At AToN Center, we require residents to attend at least one community support meeting per week to encourage the forming of social bonds in recovery. It has been shown that this requirements aids in the continuity between residential treatment and aftercare. AToN Center does not favor any one particular self- help meeting, in fact, we provide a variety of self-help meetings so that the resident can determine what resonates with them. The following is a list and brief description of some of the self- help meetings we offer on a weekly basis:
Refuge Recovery: According to founder, Noah Levine, it’s a Buddhist path to recovery. It is a practice, a process, a set of tools, a treatment and a path to healing addiction and the suffering caused by addiction.

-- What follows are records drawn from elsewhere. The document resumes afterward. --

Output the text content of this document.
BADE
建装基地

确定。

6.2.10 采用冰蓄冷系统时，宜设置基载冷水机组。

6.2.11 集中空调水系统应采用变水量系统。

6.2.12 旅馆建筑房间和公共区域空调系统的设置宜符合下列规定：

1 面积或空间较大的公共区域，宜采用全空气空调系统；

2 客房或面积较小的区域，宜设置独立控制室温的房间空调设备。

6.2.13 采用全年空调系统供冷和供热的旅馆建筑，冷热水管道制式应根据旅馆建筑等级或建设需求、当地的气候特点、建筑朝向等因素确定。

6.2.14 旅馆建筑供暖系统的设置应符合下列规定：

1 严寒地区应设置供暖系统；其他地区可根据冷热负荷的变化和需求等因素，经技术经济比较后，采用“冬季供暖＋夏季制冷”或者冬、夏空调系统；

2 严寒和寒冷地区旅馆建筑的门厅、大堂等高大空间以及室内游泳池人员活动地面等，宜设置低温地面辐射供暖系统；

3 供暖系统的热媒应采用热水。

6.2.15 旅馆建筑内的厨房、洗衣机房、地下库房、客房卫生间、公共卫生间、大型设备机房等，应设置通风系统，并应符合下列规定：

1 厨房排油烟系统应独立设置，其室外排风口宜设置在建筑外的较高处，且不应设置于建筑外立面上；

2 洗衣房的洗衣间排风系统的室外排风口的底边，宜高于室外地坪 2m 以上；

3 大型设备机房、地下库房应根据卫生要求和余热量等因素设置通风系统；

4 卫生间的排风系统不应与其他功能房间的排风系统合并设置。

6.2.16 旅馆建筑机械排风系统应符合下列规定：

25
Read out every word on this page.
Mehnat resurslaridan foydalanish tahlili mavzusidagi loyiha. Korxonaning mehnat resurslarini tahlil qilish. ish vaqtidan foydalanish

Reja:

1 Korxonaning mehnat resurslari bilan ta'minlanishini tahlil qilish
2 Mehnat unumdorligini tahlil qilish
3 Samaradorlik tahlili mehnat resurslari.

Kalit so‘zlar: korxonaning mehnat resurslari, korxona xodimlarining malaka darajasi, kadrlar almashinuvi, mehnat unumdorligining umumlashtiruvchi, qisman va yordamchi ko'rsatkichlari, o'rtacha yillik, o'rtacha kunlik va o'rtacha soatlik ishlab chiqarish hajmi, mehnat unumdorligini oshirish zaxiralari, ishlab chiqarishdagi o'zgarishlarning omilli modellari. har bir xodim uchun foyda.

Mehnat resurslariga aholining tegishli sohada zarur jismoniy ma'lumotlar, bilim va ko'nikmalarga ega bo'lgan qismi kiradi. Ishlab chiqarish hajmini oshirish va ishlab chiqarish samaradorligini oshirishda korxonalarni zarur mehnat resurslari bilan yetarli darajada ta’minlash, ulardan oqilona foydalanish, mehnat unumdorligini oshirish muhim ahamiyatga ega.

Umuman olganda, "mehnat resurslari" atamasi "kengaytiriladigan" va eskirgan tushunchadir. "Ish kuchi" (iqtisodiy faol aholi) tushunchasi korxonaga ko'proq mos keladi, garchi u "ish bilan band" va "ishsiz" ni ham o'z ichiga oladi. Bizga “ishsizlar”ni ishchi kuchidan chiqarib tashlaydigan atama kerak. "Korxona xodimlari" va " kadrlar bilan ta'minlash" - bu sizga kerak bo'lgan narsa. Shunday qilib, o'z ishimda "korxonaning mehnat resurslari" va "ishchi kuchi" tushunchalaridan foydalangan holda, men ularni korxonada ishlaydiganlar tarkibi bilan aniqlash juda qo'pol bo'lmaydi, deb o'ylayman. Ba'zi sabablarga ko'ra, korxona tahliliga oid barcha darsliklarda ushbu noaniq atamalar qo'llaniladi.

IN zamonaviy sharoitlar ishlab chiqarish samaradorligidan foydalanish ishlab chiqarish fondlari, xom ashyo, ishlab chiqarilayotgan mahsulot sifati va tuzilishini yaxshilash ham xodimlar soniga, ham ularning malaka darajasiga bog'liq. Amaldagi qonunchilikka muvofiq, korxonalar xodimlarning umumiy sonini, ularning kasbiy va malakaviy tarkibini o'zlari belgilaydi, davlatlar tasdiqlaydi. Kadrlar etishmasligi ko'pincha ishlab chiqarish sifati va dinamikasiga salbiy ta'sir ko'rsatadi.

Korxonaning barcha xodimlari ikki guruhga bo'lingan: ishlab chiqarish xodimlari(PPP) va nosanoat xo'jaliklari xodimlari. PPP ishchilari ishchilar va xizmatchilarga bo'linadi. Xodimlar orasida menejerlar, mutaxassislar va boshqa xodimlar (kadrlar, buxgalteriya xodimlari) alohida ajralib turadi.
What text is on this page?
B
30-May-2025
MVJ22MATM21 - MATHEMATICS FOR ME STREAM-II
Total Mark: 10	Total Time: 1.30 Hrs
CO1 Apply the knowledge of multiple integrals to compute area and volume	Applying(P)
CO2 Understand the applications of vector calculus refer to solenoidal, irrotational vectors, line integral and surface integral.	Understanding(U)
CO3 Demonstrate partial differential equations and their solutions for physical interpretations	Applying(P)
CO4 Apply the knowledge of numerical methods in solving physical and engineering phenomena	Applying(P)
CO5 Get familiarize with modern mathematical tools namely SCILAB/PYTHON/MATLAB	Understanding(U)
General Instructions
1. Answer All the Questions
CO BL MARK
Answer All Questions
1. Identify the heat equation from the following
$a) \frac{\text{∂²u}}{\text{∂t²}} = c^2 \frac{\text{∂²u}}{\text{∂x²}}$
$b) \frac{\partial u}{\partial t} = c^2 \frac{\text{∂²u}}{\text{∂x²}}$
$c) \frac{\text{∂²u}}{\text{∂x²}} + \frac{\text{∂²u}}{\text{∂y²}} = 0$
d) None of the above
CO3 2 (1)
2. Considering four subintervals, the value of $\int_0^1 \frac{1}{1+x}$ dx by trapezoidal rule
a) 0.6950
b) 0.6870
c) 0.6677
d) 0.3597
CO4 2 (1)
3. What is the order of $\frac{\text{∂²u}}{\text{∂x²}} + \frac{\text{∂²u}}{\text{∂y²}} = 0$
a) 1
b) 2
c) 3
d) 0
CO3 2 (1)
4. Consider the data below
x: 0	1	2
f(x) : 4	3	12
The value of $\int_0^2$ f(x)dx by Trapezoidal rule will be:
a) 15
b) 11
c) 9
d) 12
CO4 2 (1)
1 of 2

Alcoholics Anonymous: An international mutual aid fellowship founded in 1935 by Bill Wilson and Dr Bob Smith. Its primary purpose is to help alcoholics stay sober and help other alcoholics achieve sobriety. This self- help meeting utilizes the 12 Step approach where participants give their will and life over to a higher power, take a fearless moral inventory, and commit to helping the alcoholic that still suffers.
Life Ring: A secular, non- profit organization providing peer run addiction recovery groups. The organization provides support and assistance to people seeking to recover from alcohol or drug addiction, and also provides support for their family members.
SMART Recovery: Self- Management and Recovery Training is an international non- profit organization which provides assistance to individuals seeking abstinence from addiction behaviors. The approach used is secular and scientifically based using non- confrontational motivational, behavioral and cognitive methods.